Naqueles períodos em que mais duramente os efeitos das irracionalidades do sistema foram acumulados sobre a população trabalhadora (e especialmente nos interessa aqui o caso daqueles tipos de trabalhadores a quem estamos referindo neste artigo), os casamentos pelo rapto tornaram-se mais freqüentes do que em outras ocasiões.

Devido a uma mudança nas práticas de registro dos casamentos por rapto, os dados estatísticos, a partir de 1953, tornaram-se precários; foram por isso desprezados. Para o ano de 1969, no entanto, conseguimos fazer uma reconstituição aparentemente fidedigna em uma das localidades estudadas, tomandose por base o registro mnemónico das particularidades desse tipo de casamento, por parte de dois funcionários do cartório local. Todos esses dados estatísticos foram obtidos nos arquivos dos cartórios de registro civil das três localidades.

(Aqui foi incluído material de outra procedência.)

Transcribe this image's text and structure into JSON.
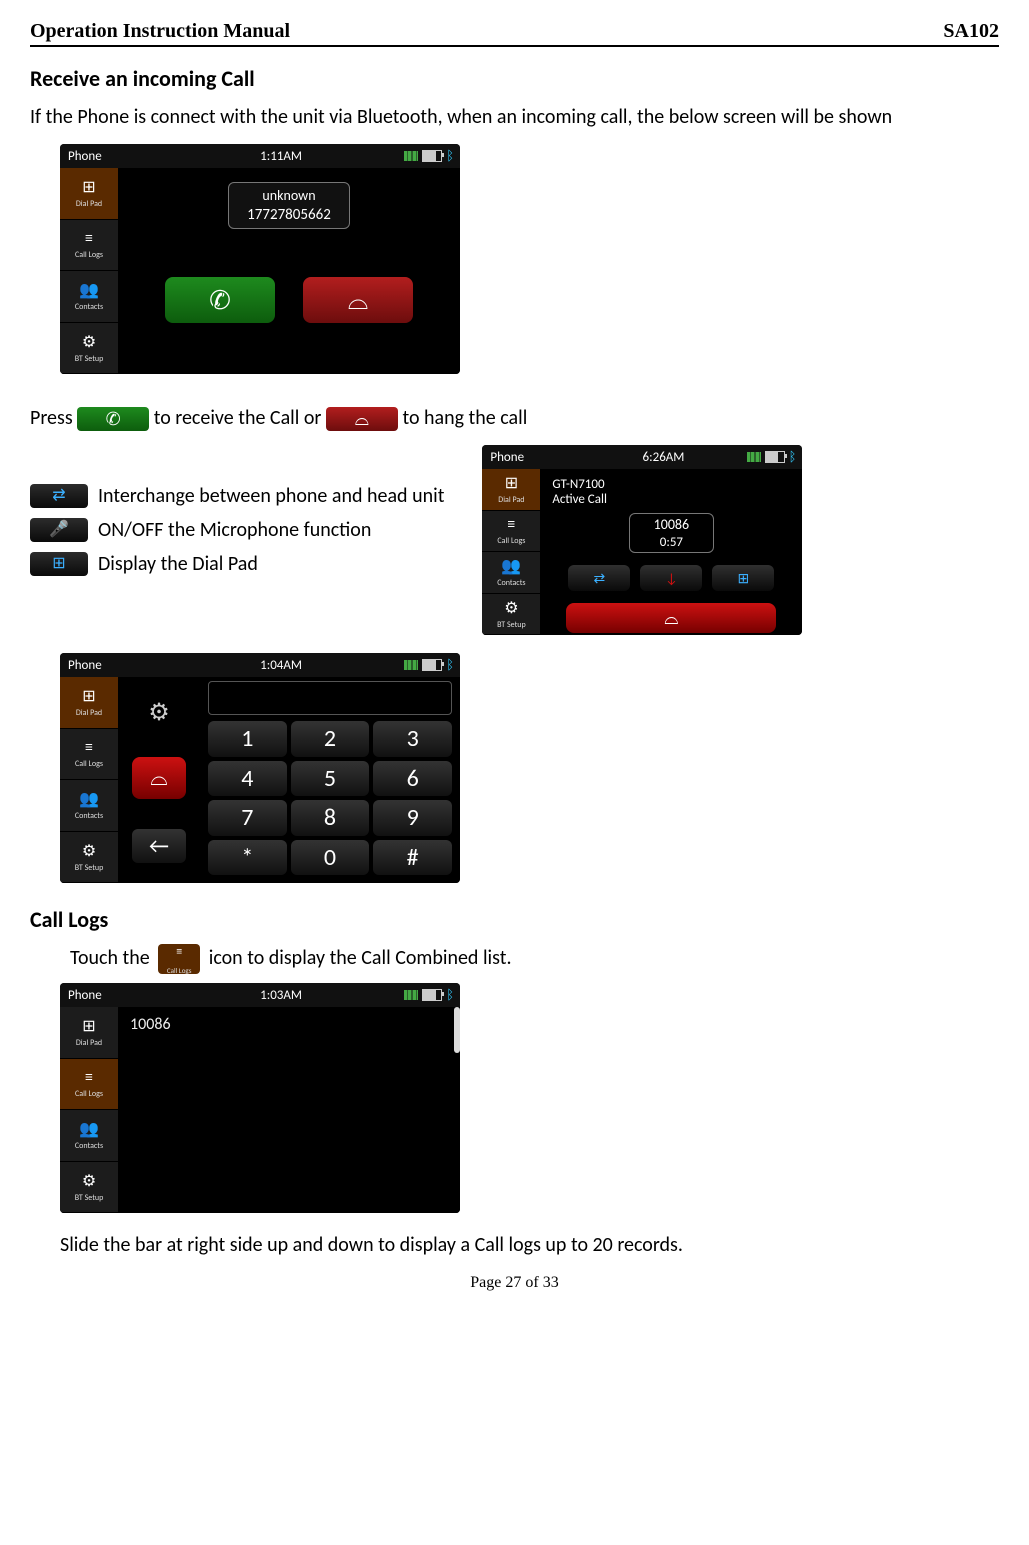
{
  "header": {
    "left": "Operation Instruction Manual",
    "right": "SA102"
  },
  "sections": {
    "receive_title": "Receive an incoming Call",
    "receive_text": "If the Phone is connect with the unit via Bluetooth, when an incoming call, the below screen will be shown",
    "press_pre": "Press ",
    "press_mid": " to receive the Call or ",
    "press_post": " to hang the call",
    "legend": {
      "interchange": "Interchange between phone and head unit",
      "mic": "ON/OFF the Microphone function",
      "dialpad": "Display the Dial Pad"
    },
    "calllogs_title": "Call Logs",
    "touch_pre": "Touch the ",
    "touch_post": " icon to display the Call Combined list.",
    "slide_text": "Slide the bar at right side up and down to display a Call logs up to 20 records."
  },
  "sidebar": {
    "items": [
      {
        "label": "Dial Pad",
        "icon": "⊞"
      },
      {
        "label": "Call Logs",
        "icon": "≡"
      },
      {
        "label": "Contacts",
        "icon": "👥"
      },
      {
        "label": "BT Setup",
        "icon": "⚙"
      }
    ]
  },
  "shot1": {
    "app": "Phone",
    "time": "1:11AM",
    "caller_name": "unknown",
    "caller_num": "17727805662",
    "active_sidebar_index": 0
  },
  "shot2": {
    "app": "Phone",
    "time": "6:26AM",
    "device_name": "GT-N7100",
    "status": "Active Call",
    "num": "10086",
    "duration": "0:57",
    "active_sidebar_index": 0
  },
  "shot3": {
    "app": "Phone",
    "time": "1:04AM",
    "keys": [
      "1",
      "2",
      "3",
      "4",
      "5",
      "6",
      "7",
      "8",
      "9",
      "*",
      "0",
      "#"
    ],
    "back_key": "←",
    "active_sidebar_index": 0
  },
  "shot4": {
    "app": "Phone",
    "time": "1:03AM",
    "log_entry": "10086",
    "active_sidebar_index": 1
  },
  "calllogs_tab_label": "Call Logs",
  "footer": "Page 27 of 33"
}
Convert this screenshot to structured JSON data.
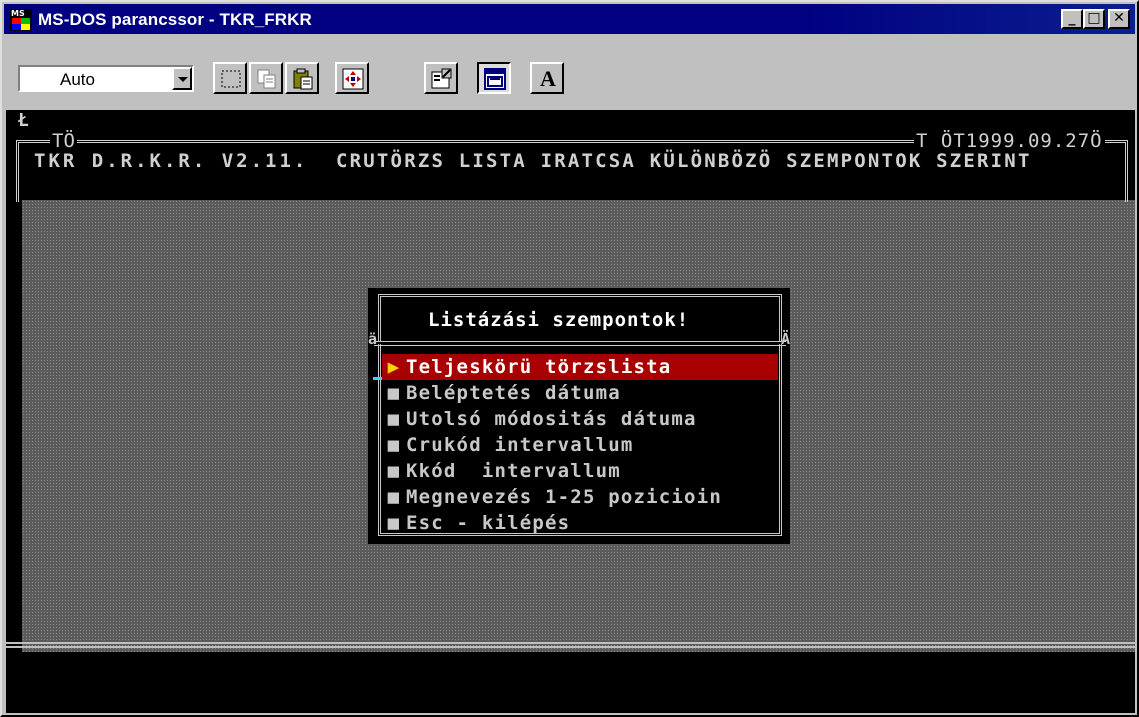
{
  "window": {
    "title": "MS-DOS parancssor - TKR_FRKR",
    "icon": "ms-dos-icon",
    "controls": [
      "minimize-icon",
      "maximize-icon",
      "close-icon"
    ],
    "control_glyphs": {
      "minimize": "_",
      "maximize": "□",
      "close": "✕"
    },
    "icon_text": "MS"
  },
  "toolbar": {
    "font_size_value": "Auto",
    "buttons": [
      "mark-icon",
      "copy-icon",
      "paste-icon",
      "fullscreen-icon",
      "properties-icon",
      "background-icon",
      "font-icon"
    ],
    "font_button_label": "A"
  },
  "console": {
    "prompt_glyph": "Ł",
    "header_left_tab": "TÖ",
    "header_right_tab": "T ÖT1999.09.27Ö",
    "header_app": "TKR D.R.K.R. V2.11.",
    "header_subtitle": "CRUTÖRZS LISTA IRATCSA KÜLÖNBÖZÖ SZEMPONTOK SZERINT",
    "menu": {
      "title": "Listázási szempontok!",
      "sep_left": "ä",
      "sep_right": "Ä",
      "selected_bullet": "▶",
      "bullet": "■",
      "items": [
        "Teljeskörü törzslista",
        "Beléptetés dátuma",
        "Utolsó módositás dátuma",
        "Crukód intervallum",
        "Kkód  intervallum",
        "Megnevezés 1-25 pozicioin",
        "Esc - kilépés"
      ]
    }
  },
  "colors": {
    "titlebar": "#000080",
    "selection": "#a80000",
    "text": "#c8c8c8"
  }
}
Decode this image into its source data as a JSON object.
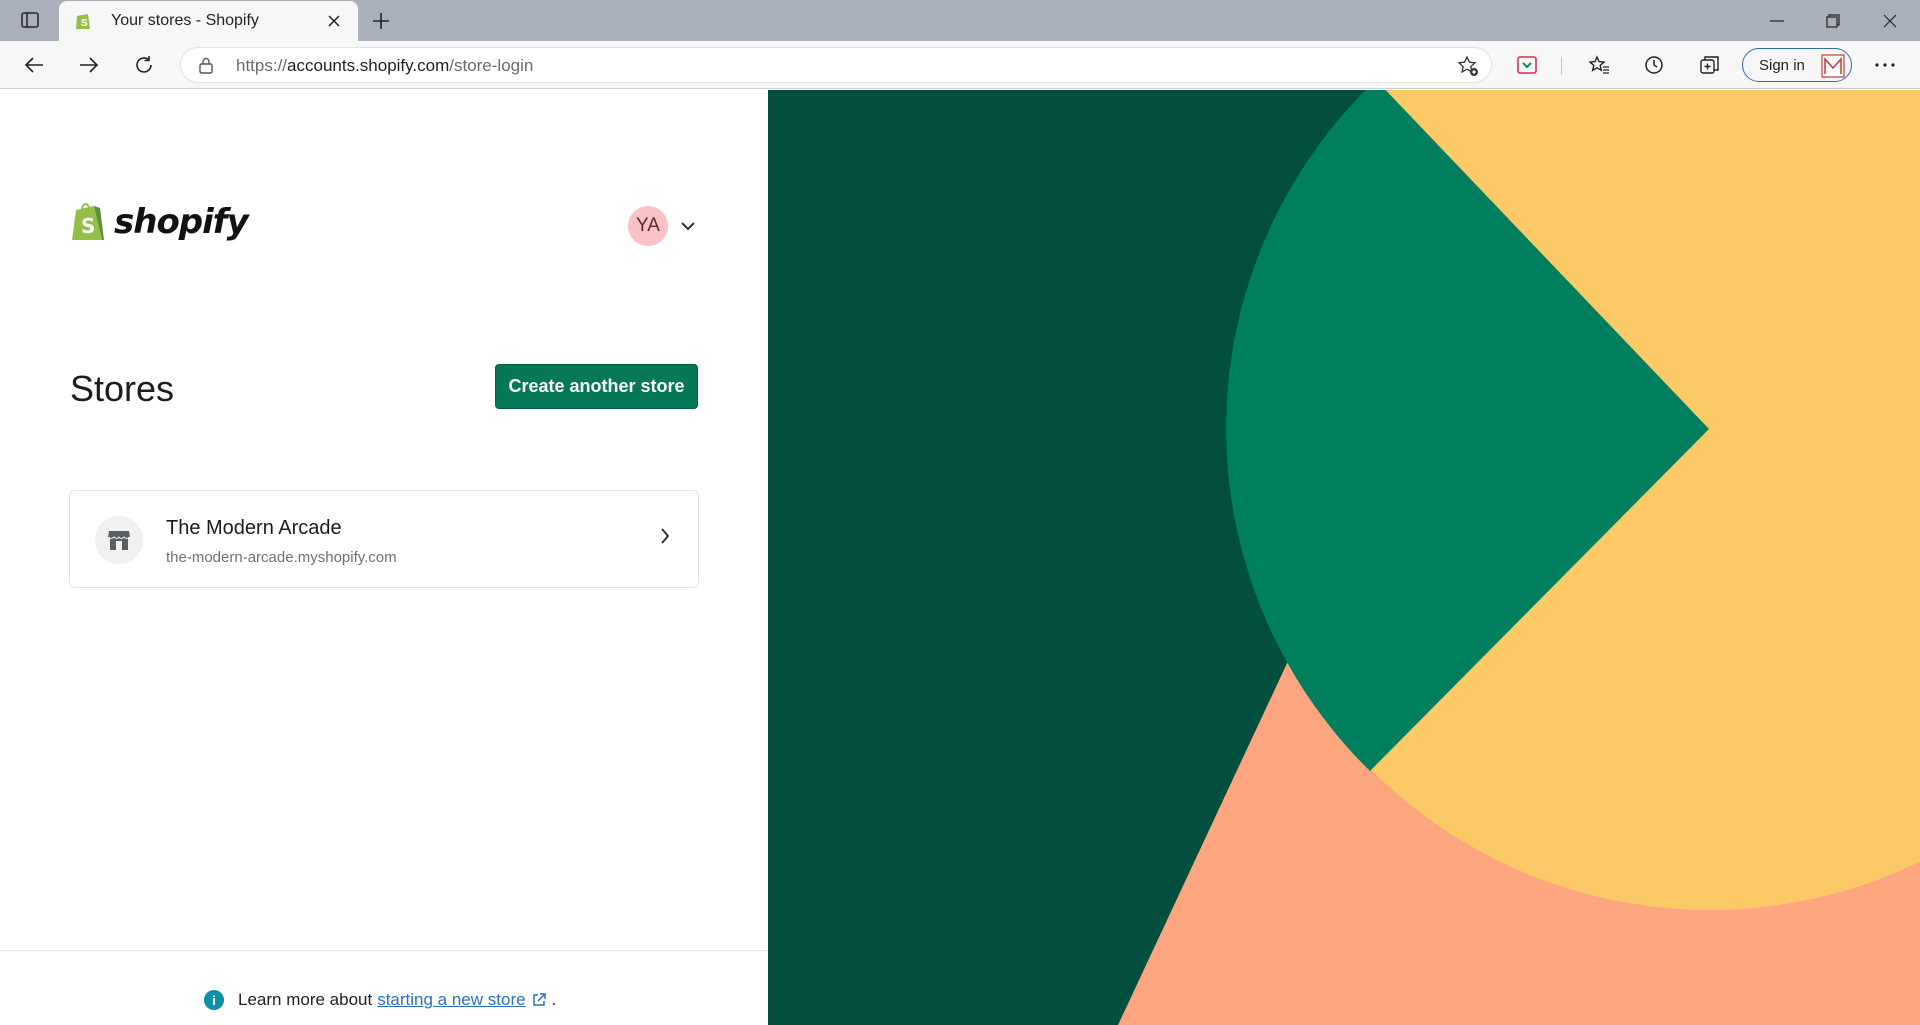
{
  "browser": {
    "tab_title": "Your stores - Shopify",
    "url_prefix": "https://",
    "url_host": "accounts.shopify.com",
    "url_path": "/store-login",
    "signin_label": "Sign in"
  },
  "header": {
    "logo_text": "shopify",
    "user_initials": "YA"
  },
  "main": {
    "title": "Stores",
    "create_button_label": "Create another store",
    "stores": [
      {
        "name": "The Modern Arcade",
        "domain": "the-modern-arcade.myshopify.com"
      }
    ]
  },
  "footer": {
    "text": "Learn more about",
    "link_text": "starting a new store",
    "trailing": "."
  },
  "colors": {
    "brand_green": "#047857",
    "dark_green": "#024f40",
    "mid_green": "#007f5f",
    "yellow": "#fbc966",
    "salmon": "#fca57f",
    "avatar_pink": "#fac1c6"
  }
}
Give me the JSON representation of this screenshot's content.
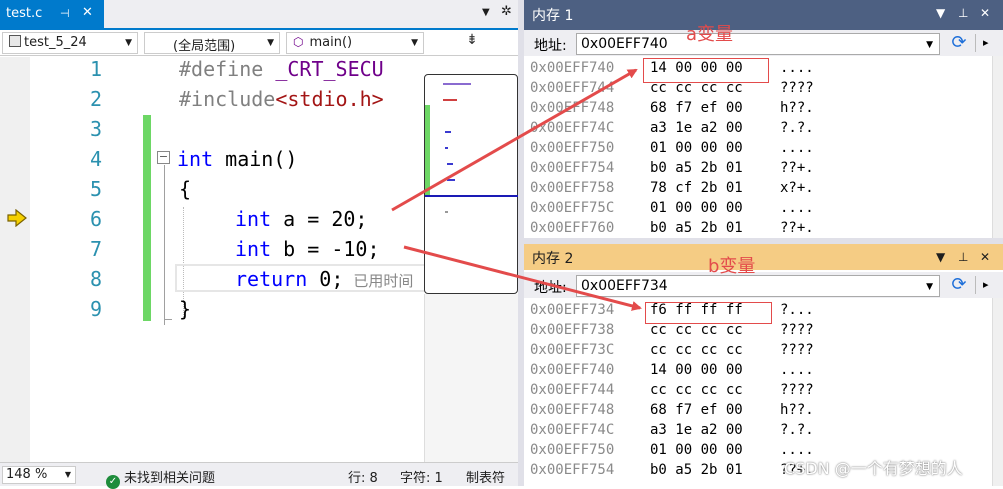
{
  "editor": {
    "tab_label": "test.c",
    "tab_pin": "⊣",
    "tab_close": "✕",
    "nav_project": "test_5_24",
    "nav_scope": "(全局范围)",
    "nav_function": "main()",
    "lines": [
      "1",
      "2",
      "3",
      "4",
      "5",
      "6",
      "7",
      "8",
      "9"
    ],
    "code": {
      "l1_a": "#define ",
      "l1_b": "_CRT_SECU",
      "l2_a": "#include",
      "l2_b": "<stdio.h>",
      "l4_kw": "int",
      "l4_rest": " main()",
      "l5": "{",
      "l6_kw": "int",
      "l6_rest": " a = 20;",
      "l7_kw": "int",
      "l7_rest": " b = -10;",
      "l8_kw": "return",
      "l8_rest": " 0;",
      "l8_hint": "已用时间",
      "l9": "}"
    },
    "collapse_glyph": "−"
  },
  "status": {
    "zoom": "148 %",
    "issues": "未找到相关问题",
    "issues_glyph": "✓",
    "row": "行: 8",
    "col": "字符: 1",
    "tabs": "制表符"
  },
  "memory1": {
    "title": "内存 1",
    "address_label": "地址:",
    "address": "0x00EFF740",
    "rows": [
      {
        "addr": "0x00EFF740",
        "bytes": "14 00 00 00",
        "ascii": "...."
      },
      {
        "addr": "0x00EFF744",
        "bytes": "cc cc cc cc",
        "ascii": "????"
      },
      {
        "addr": "0x00EFF748",
        "bytes": "68 f7 ef 00",
        "ascii": "h??."
      },
      {
        "addr": "0x00EFF74C",
        "bytes": "a3 1e a2 00",
        "ascii": "?.?."
      },
      {
        "addr": "0x00EFF750",
        "bytes": "01 00 00 00",
        "ascii": "...."
      },
      {
        "addr": "0x00EFF754",
        "bytes": "b0 a5 2b 01",
        "ascii": "??+."
      },
      {
        "addr": "0x00EFF758",
        "bytes": "78 cf 2b 01",
        "ascii": "x?+."
      },
      {
        "addr": "0x00EFF75C",
        "bytes": "01 00 00 00",
        "ascii": "...."
      },
      {
        "addr": "0x00EFF760",
        "bytes": "b0 a5 2b 01",
        "ascii": "??+."
      }
    ],
    "annotation": "a变量"
  },
  "memory2": {
    "title": "内存 2",
    "address_label": "地址:",
    "address": "0x00EFF734",
    "rows": [
      {
        "addr": "0x00EFF734",
        "bytes": "f6 ff ff ff",
        "ascii": "?..."
      },
      {
        "addr": "0x00EFF738",
        "bytes": "cc cc cc cc",
        "ascii": "????"
      },
      {
        "addr": "0x00EFF73C",
        "bytes": "cc cc cc cc",
        "ascii": "????"
      },
      {
        "addr": "0x00EFF740",
        "bytes": "14 00 00 00",
        "ascii": "...."
      },
      {
        "addr": "0x00EFF744",
        "bytes": "cc cc cc cc",
        "ascii": "????"
      },
      {
        "addr": "0x00EFF748",
        "bytes": "68 f7 ef 00",
        "ascii": "h??."
      },
      {
        "addr": "0x00EFF74C",
        "bytes": "a3 1e a2 00",
        "ascii": "?.?."
      },
      {
        "addr": "0x00EFF750",
        "bytes": "01 00 00 00",
        "ascii": "...."
      },
      {
        "addr": "0x00EFF754",
        "bytes": "b0 a5 2b 01",
        "ascii": "??+."
      }
    ],
    "annotation": "b变量"
  },
  "watermark": "CSDN @一个有梦想的人",
  "colors": {
    "accent_blue": "#007acc",
    "memory1_title_bg": "#4d6082",
    "memory2_title_bg": "#f5cc84",
    "annotation_red": "#e34b4b",
    "change_bar_green": "#6dd765",
    "exec_arrow_yellow": "#f5d000"
  },
  "icons": {
    "exec_arrow": "current-statement-arrow-icon",
    "refresh": "refresh-icon",
    "split": "split-editor-icon",
    "gear": "gear-icon"
  }
}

Pela inspeção nos dados do quadro 2, que focaliza os anos em que os casamentos pelo rapto eram mais freqüentes nas três localidades, podemos ver um aumento progressivo dessa ocorrência a partir de 1920 até atingir 1932, e uma queda sensível a partir de 1933, novamente, e de maneira acentuada, em 1969. Os anos em que mais decresceu o número desses casamentos foram 1916, 1921, 1939, 1945, 1950, e provavelmente toda a década de 1950.


Comparando-se os quadros 1 e 2 e levando-se em conta outros dados sobre a evolução da economia, verifica-se que o número de casamentos pelo rapto aumentou em relação direta com os decréscimos aos salários agrícolas em geral, e que no ano de 1969 o aumento de raptos deve estar ligado às diminuições de salários e de oportunidades de empregos decorrentes de mudanças na organização econômica das empresas agro-industriais açucareiras, tais como: deslocamento das resistências da maioria dos trabalhadores para fora dos limites das propriedades das empresas, acabando praticamente com o regime de colonato em suas terras; redução sensível da cessão de terras para as atividades de subsistência dos empregados; emprego de número menor de camaradas fixos e a utilização maior de mão-de-obra apenas em épocas de colheita. O decréscimo do número de raptos no período após-guerra e na década de 1950 se deve provavelmente à expansão econômica desses anos. Isto parece ser particularmente verdadeiro no caso dos sitiantes, cujas dificuldades econômicas foram certamente maiores a partir de 1928, com a queda geral dos preços, que só se recuperaram de modo compensador em 1936 e daí para frente apenas experimentaram pequenos acréscimos até o ano de 1941, com exceção do ano de 1937.26 26 As alterações nos preços foram as seguintes: 1924: 17%; 1925: 7%; 1928: -2%; 1930: -9%; 1934: 8%; 1936: 15%; 1939: 3%; 1940: 6%: 1941: 16%. O (ndice é o geral de preços por atacado da Fundação Getúlio Vargas, dados transcritos por Simonsen, Mário Henrique. Brasil 2001. Rio, 1969. p. 314. Porém, deve ser também verdadeiro no caso das demais categorias de trabalhadores, para as quais o salário em espécie é relevante na composição do salário total. Nesses casos, as sobras da subsistência que se poderiam destinar ao mercado perderam valor ou se tornaram até mesmo onerosas para seus possuidores, especialmente nos anos de crise. Os dados sobre salários, para a área estudada, vão infelizmente apenas até o ano de 1924. Observa-se, porém, nos dois períodos iniciais considerados, uma queda bastante acentuada nos salários percebidos na área, em comparação com todo o estado. No caso do salário anual do colono, ao aumento verificado no estado corresponde um sensível decréscimo na região estudada.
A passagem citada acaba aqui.